Tout à coup, un tilbury bleu passa au grand trot sur la place. Emma poussa un cri et tomba roide par terre, à la renverse.

En effet, Rodolphe, après bien des réflexions, s’était décidé à partir pour Rouen. Or,...il lui avait fallu traverser le village, et Emma l’avait reconnu à la lueur des lanternes qui coupaient comme un éclair la crépuscule.

Le pharmacien, au tumulte qui se faisait dans la maison, s’y précipita. La table avec toutes les assiettes, était renversée ; de la sauce, de la viande, les couteaux, la salière et l’huilier jonchaient l’appartement ; Charles appelait au secours ; Berte, effarée, criait : et Félicité, dont les mains tremblaient, délaçait Madame, qui avait le long du corps des mouvements convulsifs. [...]

-Parle-nous ! disait Charles, parle-nous ! Remets-toi ! C’est moi, ton Charles qui t’aime ! Me reconnais-tu ? Tiens, voilà ta petite fille ; embrasse-la donc !

L’enfant avançait les bras vers sa mère pour se pendre à son cou. Mais, détournant la tête, Emma dit d’une voix saccadée :

-Non, non... personne !

Elle s’évanouit encore. On la porta sur son lit. Elle restait étendue, la bouche ouverte, les paupières fermées, les mains à plat, immobile et blanche comme une statue de cire. Il sortait de ses yeux deux ruisseaux de larmes qui coulaient lentement sur l’oreiller.
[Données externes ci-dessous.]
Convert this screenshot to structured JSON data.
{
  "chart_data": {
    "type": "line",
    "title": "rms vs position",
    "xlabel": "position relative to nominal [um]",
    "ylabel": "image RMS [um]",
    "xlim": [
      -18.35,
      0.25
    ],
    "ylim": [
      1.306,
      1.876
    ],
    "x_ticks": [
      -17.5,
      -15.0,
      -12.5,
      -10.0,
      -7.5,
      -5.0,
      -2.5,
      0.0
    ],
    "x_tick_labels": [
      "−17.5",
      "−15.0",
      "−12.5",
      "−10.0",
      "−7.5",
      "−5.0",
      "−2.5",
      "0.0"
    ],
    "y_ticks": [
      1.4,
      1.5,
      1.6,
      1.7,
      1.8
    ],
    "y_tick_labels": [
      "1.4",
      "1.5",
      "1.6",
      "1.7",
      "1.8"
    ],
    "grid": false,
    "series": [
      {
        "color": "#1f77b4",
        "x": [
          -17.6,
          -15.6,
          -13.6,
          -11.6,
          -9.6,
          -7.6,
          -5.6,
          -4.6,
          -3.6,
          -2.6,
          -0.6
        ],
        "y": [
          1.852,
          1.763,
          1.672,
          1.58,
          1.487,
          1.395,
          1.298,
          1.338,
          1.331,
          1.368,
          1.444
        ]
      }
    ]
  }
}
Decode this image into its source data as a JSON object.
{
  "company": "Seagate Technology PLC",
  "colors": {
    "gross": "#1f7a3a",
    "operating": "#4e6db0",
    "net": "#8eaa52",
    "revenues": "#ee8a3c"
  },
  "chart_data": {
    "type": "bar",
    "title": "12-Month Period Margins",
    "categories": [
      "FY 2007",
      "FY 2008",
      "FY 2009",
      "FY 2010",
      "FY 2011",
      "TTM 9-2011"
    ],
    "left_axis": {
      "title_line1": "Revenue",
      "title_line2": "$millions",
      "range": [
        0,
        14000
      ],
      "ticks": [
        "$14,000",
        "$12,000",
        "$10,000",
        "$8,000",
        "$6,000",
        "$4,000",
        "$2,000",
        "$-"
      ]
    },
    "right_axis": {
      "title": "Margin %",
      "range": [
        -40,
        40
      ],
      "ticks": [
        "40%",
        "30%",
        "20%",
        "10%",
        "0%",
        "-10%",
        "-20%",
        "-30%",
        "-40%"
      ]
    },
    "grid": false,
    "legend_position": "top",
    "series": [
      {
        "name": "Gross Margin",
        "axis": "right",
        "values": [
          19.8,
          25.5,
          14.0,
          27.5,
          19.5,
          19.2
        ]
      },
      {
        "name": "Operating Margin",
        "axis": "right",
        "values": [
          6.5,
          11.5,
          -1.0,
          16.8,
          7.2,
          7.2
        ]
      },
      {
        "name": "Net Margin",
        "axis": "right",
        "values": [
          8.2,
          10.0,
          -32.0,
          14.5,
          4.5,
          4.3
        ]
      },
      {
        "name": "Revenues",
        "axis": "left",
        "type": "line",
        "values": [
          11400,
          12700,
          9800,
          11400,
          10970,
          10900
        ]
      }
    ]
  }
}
Charles, debout, se tenait au fond de l’alcôve, et le pharmacien, près de lui, gardait ce silence méditatif qu’il est convenable d’avoir dans les occasions sérieuses de la vie.

-Rassurez-vous, dit-il en lui poussant le coude, je crois que le paroxysme est passé.

-Oui, elle repose un peu maintenant ! répondit Charles, qui la regardait dormir. Pauvre femme ! ... pauvre femme !...

[...] Mais Emme, se réveillant, s’écria :

-Et la lettre ? Et la lettre ?

On crut qu’elle avait le délire ; elle l’eut à partir de minuit : une fièvre cérébrale s’était déclarée.

Pendant quarante-trois jours Charles ne la quitta pas. Il abandonna tous ses malades ; il ne se couchait plus, il était continuellement à lui tâter le pouls, à lui poser des sinapismes, des compresses d’eau froide. [...] Il appela M. Canivet en consultation ; il fit venir de Rouen le docteur Larivière, son ancien maître ; il était désespéré. Ce qui l’effrayait le plus, c’était l’abbattement d’Emma ; car elle ne parlait pas, n’entendait rien et même semblait ne point souffrir, - comme si son corps et son âme se fussent ensemble reposés de toutes leurs agitations. 

D’après Gustave Flaubert, Madame Bovary.